Historical Setting: 793 C.E. Lindisfarne Monastery
Brother Ealdwin speaks his gratitude to God for each of the monks who escaped the slaughter and here they have come back today. But things can never be as they were before the raid.
The monks are grieving. We are seeing the devastation and the grief. We are told many of the pilgrims who would come to the shrine are waiting on the mainland. Maybe there is a fear with these would-be visitors that, were they to come here, they would be flaunting their own good fortune simply by living — survivor’s guilt.
As a dark-clothed mourners, all of us on this island, move as a group from the burial places to the priory. This oratorio is bleak appropriately matching the hollowness in everyone’s hearts. There are no golden sconces on the walls, and the tables that held the reliquaries are stripped clean of cloth and purpose. The golden boxes are gone. I won’t tell them that I witnessed sacred bones and saintly relics discarded in the beach grass. Knowing that can only transfigure the marauders’ disregard for Christian tradition into more hate. I’ve already gone to that eastern beach, unnoticed by Brother Ealdwin, and gathered up what I could find, then I, alone, buried the discarded relics to lie with the saints properly venerated in the cemetery.[Footnote]

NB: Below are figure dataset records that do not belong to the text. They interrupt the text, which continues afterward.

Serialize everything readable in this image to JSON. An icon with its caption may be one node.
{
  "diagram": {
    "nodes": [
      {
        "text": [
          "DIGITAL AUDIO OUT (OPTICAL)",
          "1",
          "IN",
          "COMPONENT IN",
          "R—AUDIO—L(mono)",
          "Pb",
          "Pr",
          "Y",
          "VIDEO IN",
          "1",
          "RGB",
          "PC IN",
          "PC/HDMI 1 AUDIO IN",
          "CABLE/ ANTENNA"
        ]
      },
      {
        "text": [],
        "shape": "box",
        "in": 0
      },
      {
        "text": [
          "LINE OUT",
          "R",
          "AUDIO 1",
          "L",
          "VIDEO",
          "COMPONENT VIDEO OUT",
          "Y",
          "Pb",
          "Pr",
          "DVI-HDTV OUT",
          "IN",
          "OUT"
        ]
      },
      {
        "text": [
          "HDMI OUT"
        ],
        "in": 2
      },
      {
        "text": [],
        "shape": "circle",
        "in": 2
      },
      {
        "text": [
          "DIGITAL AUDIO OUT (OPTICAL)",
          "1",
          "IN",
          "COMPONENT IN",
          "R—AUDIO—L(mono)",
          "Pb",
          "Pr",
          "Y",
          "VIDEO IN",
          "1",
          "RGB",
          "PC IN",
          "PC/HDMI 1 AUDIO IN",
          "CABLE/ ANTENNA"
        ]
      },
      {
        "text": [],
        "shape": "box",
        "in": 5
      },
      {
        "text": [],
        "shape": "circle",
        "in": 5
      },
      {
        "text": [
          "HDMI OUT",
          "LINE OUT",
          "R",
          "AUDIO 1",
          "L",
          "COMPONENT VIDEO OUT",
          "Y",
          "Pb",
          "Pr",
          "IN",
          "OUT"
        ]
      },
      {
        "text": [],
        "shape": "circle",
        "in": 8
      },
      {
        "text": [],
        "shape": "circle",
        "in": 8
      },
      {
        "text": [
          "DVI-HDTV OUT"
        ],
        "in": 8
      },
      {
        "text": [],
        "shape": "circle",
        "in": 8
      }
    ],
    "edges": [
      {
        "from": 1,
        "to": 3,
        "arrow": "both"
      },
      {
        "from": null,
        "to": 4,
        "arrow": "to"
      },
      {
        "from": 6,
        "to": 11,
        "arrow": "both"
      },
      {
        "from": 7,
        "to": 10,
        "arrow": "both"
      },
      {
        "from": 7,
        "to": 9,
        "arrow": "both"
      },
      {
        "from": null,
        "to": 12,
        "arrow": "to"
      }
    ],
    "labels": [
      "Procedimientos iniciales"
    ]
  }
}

There is concern circulating about the Shrine of St. Cuthbert. Brother Ealdwin assured them no harm was done to the shrine itself. But the earthly treasures brought by pilgrims bearing gifts, were all taken. The treasury was sacked. The specially carved Roman styled chair where the presider of worship once sat as royalty is gone now. The altar itself is still here, but empty of the gilded carvings. What will pagans do with a carved relief of Jesus ascending? They took the altar clothes and raided the vestry. Someone remembers there was a carpet under the altar which is probably already being traded as a rare treasure with no mention of the Christian source.
Does no one wonder that the gospel remains here? It was surely the greatest treasure of Lindisfarne, and yet it is still here.
Brother Ealdwin is sent to the tower to toll the dead. He did that when we buried the monks, but these men didn’t hear it, so he goes again to toll the bell. And I should feed the fires here, and start a pot of porridge. People will be hungry later.